The group also organized regional volunteer teams across the state to help with grocery deliveries, has crowdsourced requests for such things as diapers and formula, and is connecting people with helpers who know how to sign up for General Assistance or unemployment benefits.
MPA has set up a fund for financial assistance, which provides $25 gift cards to recipients. Pirkl said March 30 that more than 100 gift cards had been distributed across the state. She acknowledged it was a small amount, but said it could help with immediate needs.
Marie Pineo is MPA’s volunteer leader for the Portland area, where she said people are scared about losing their housing.
“All of a sudden people are being sent home, they don’t have a job, or they have to work from home and it’s not all that easy to do and their work has really just dropped off,” she said. “So the whole thing is putting families in jeopardy.”
In addition to doing grocery deliveries and giving out supermarket gift cards, Pineo said her team has been providing emotional support. They buddy people up with volunteers whom they can call any time they feel scared.
She said the organization is also putting pressure on the lawmakers to put policies in place to help people through the crisis.

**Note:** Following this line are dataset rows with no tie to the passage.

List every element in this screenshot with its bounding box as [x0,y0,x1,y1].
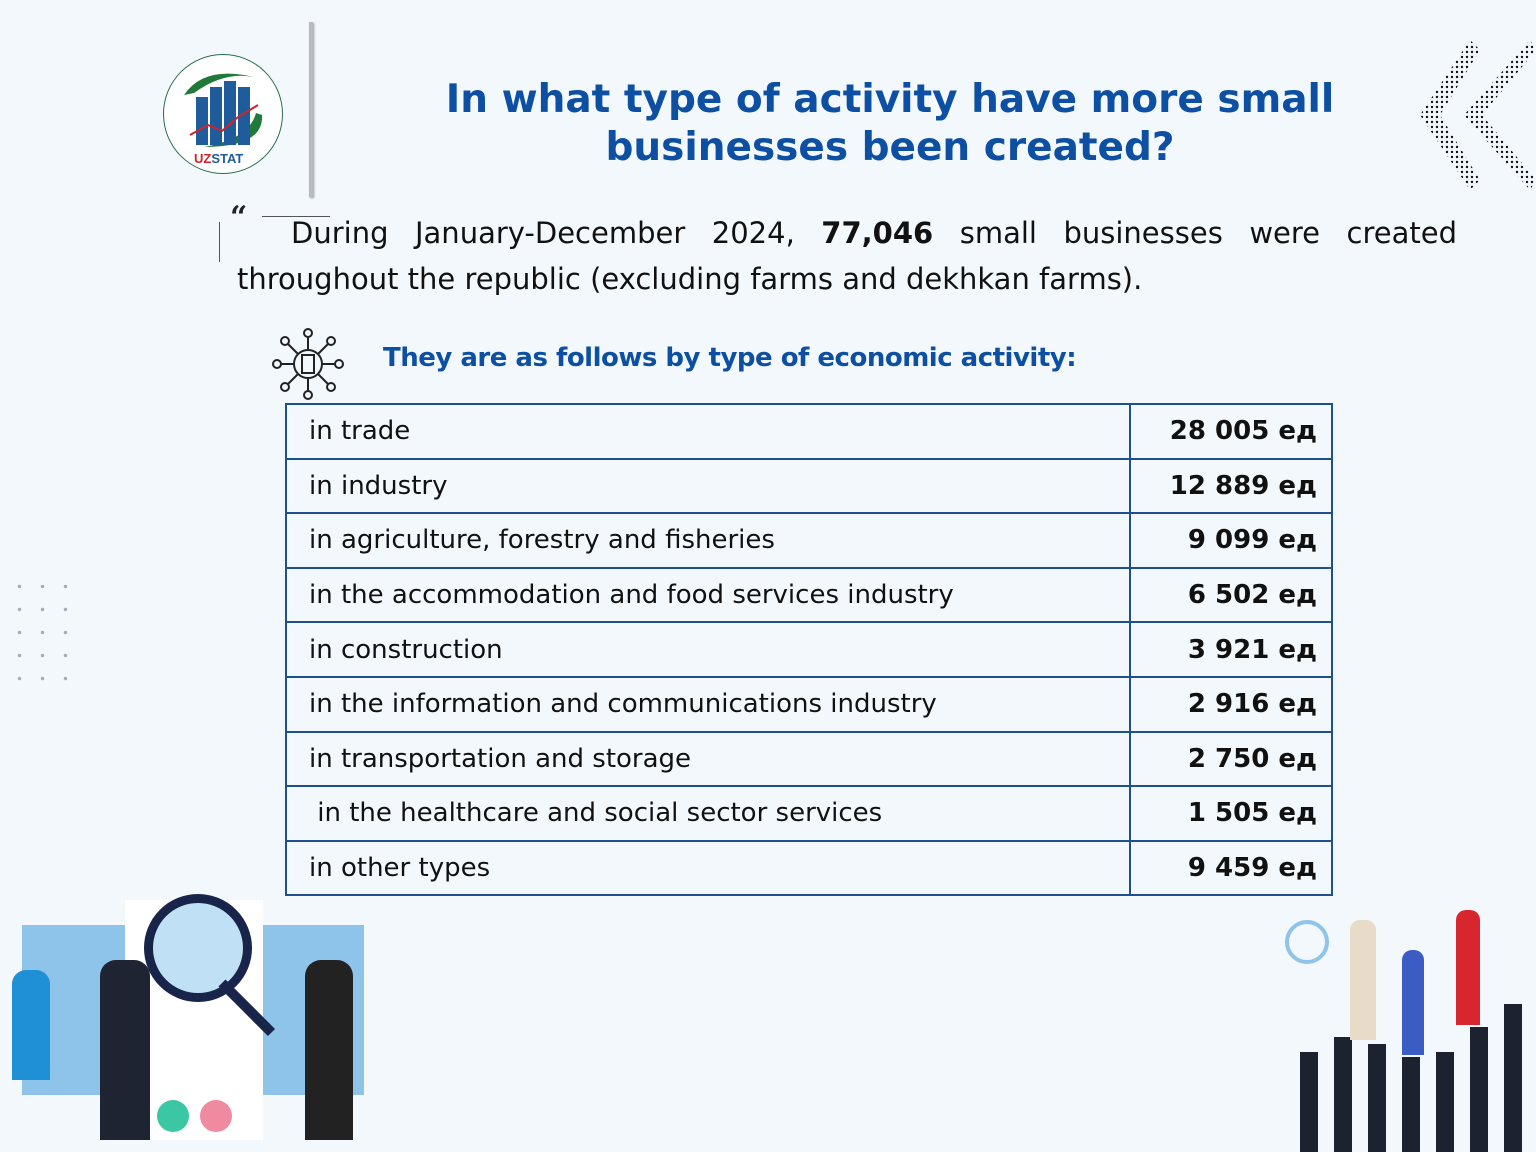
value-cell: 9 459 ед [1129,839,1333,897]
value-cell: 2 750 ед [1129,730,1333,788]
decorative-dots [8,575,68,695]
table-row: in other types 9 459 ед [285,839,1333,897]
uzstat-logo: UZSTAT [163,54,283,174]
value-cell: 6 502 ед [1129,566,1333,624]
activity-cell: in trade [285,403,1131,460]
intro-after: small businesses were created throughout… [237,216,1457,296]
divider [262,216,330,217]
activity-cell: in the healthcare and social sector serv… [285,785,1131,842]
intro-before: During January-December 2024, [291,216,822,250]
activity-table: in trade 28 005 ед in industry 12 889 ед in … [285,403,1333,897]
divider [309,22,313,197]
divider [219,222,220,262]
value-cell: 12 889 ед [1129,457,1333,515]
value-cell: 2 916 ед [1129,675,1333,733]
svg-text:UZSTAT: UZSTAT [194,151,243,166]
table-row: in the accommodation and food services i… [285,566,1333,624]
activity-cell: in agriculture, forestry and fisheries [285,512,1131,569]
table-row: in the healthcare and social sector serv… [285,785,1333,842]
activity-cell: in the accommodation and food services i… [285,566,1131,624]
intro-text: During January-December 2024, 77,046 sma… [237,210,1457,302]
decorative-dot-chevrons [1420,40,1536,190]
section-subtitle: They are as follows by type of economic … [383,343,1077,373]
table-row: in the information and communications in… [285,675,1333,733]
table-row: in transportation and storage 2 750 ед [285,730,1333,788]
value-cell: 1 505 ед [1129,785,1333,842]
hr-recruitment-illustration [0,890,380,1152]
quote-icon: “ [230,200,248,235]
page-title: In what type of activity have more small… [445,77,1335,170]
network-building-icon [272,328,344,400]
activity-cell: in industry [285,457,1131,515]
total-count: 77,046 [821,216,934,250]
table-row: in agriculture, forestry and fisheries 9 … [285,512,1333,569]
activity-cell: in the information and communications in… [285,675,1131,733]
value-cell: 28 005 ед [1129,403,1333,460]
table-row: in construction 3 921 ед [285,621,1333,678]
table-row: in trade 28 005 ед [285,403,1333,460]
table-row: in industry 12 889 ед [285,457,1333,515]
value-cell: 9 099 ед [1129,512,1333,569]
activity-cell: in other types [285,839,1131,897]
activity-cell: in transportation and storage [285,730,1131,788]
business-growth-illustration [1280,880,1536,1152]
value-cell: 3 921 ед [1129,621,1333,678]
activity-cell: in construction [285,621,1131,678]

“The stimulus package is great, don’t get me wrong, but it’s not going to get us through what we’re facing,” Pineo said. “Housing, mental health, food insecurity – all of these have a big spotlight on them right now. People were already struggling before this happened. If we can keep as much money in their hands as possible they can help the local economy by buying their groceries locally, purchasing from small businesses and supporting restaurants.”

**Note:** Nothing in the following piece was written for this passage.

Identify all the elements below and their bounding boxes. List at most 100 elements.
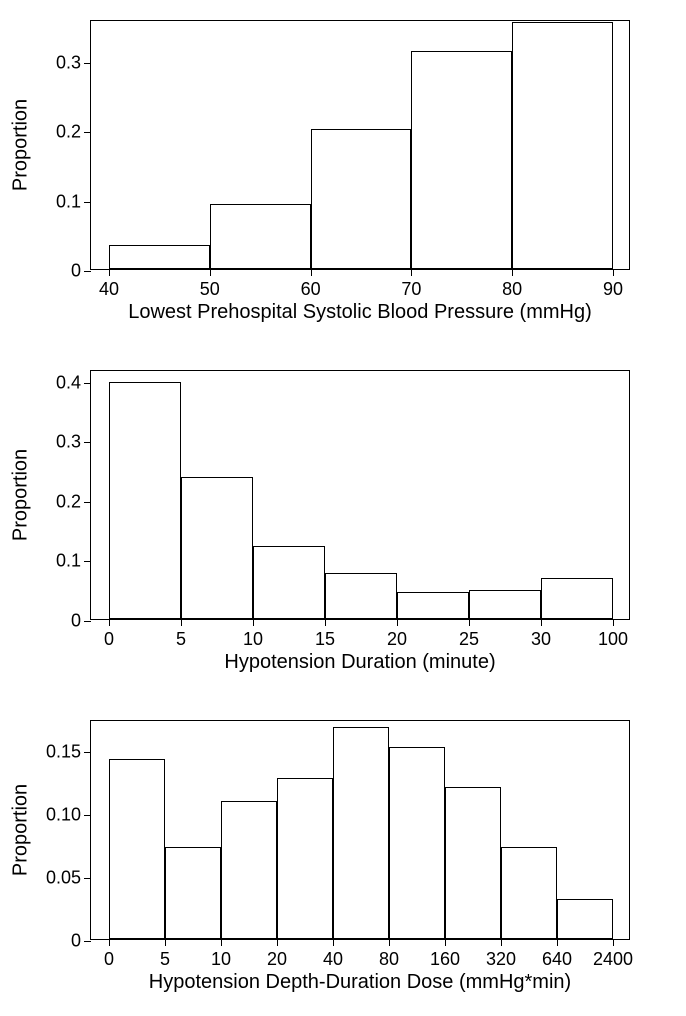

Southern Maine Workers’ Center Executive Director DrewChristopher Joy also said the organization is working on policy changes that could support workers through this challenging time. The center held a People’s Town Hall March 31 to discuss unemployment, getting health coverage, organizing for rights at work and developing demands “to transform the systems that created this crisis,” according to the meeting announcement.
Though not affiliated with the national Socialist Party, the Southern Maine Democratic Socialists of America also does political work. Its chapters across the country often use mutual aid networks as a way to spread its socialist message. While the pandemic offers plenty of opportunities to bring up ideas like Medicare for all, if she does have those conversations she does so gently, Sykes said, because people are in crisis.
“There’s a lot of fear and a lot of desperation,” she said.
But politics aside, Sykes has found that organizing direct support is a good solution for now.
“The way to combat your fear,” she said, “is to jump into community projects like this, to help each other out as much as we can.”